When he opened the door he found his
mother alone. The sister had not yet come from the warehouse where she
earned five shillings a week, almost the only source of her and the
mother's living; for the money which S----th earned as a mere copying
clerk in a writer's office, went mostly in some other direction. The
mother soon observed, as she cast her eye over him, that there was
something more than ordinary out of even his irregular way. He was pale,
woe-worn, haggard; nor did he seem able to stand, but hurried to a chair
and flung himself down, uttering confusedly, "Something to drink,
mother----whisky."
"I hae nane, Charlie, lad," said she. "Never hae I passed a day like
this since your father died. I have na e'en got the bit meat that a' get
that are under God's protection. But what ails ye, dear Charlie?"
"Never mind me," replied the youth in choking accents. "I am better.
Starving, starving!
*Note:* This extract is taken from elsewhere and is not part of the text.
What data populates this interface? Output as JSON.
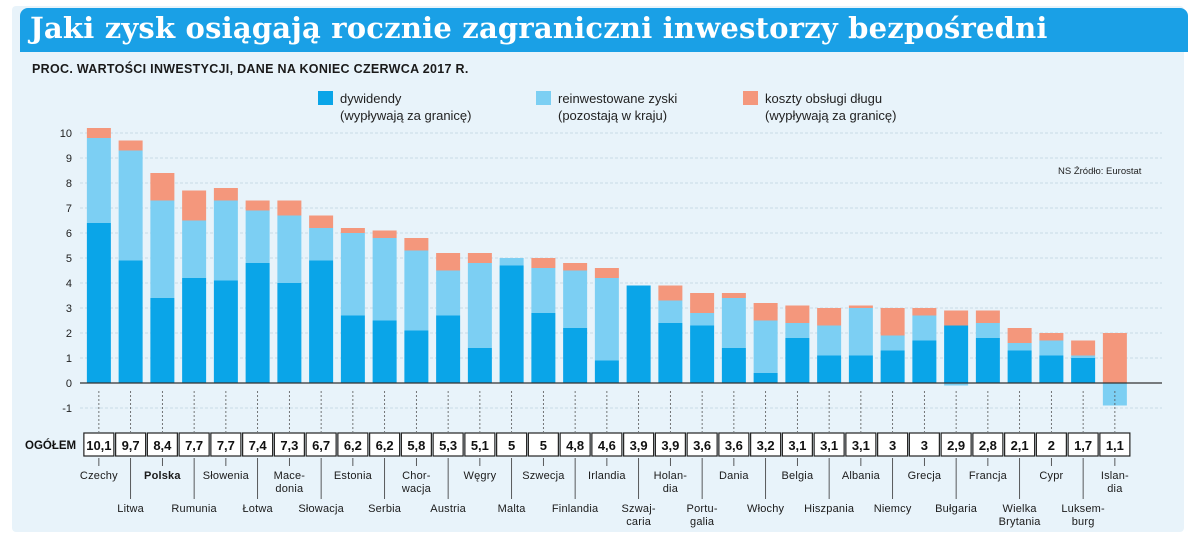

O God! and my doing. Yes, I am better--a bitter
cure--starving," he again muttered; and searching his pockets, and
throwing the five pounds on the table--"There, there, there," he added.
The mother took up the notes, and counted them slowly; for she had been
inured to grief, and was always calm, even when her heart beat fast with
the throbs of anguish.
"And whaur fae, laddie?" she said, as she turned her grey eye and
scanned deeply the pale face of her son.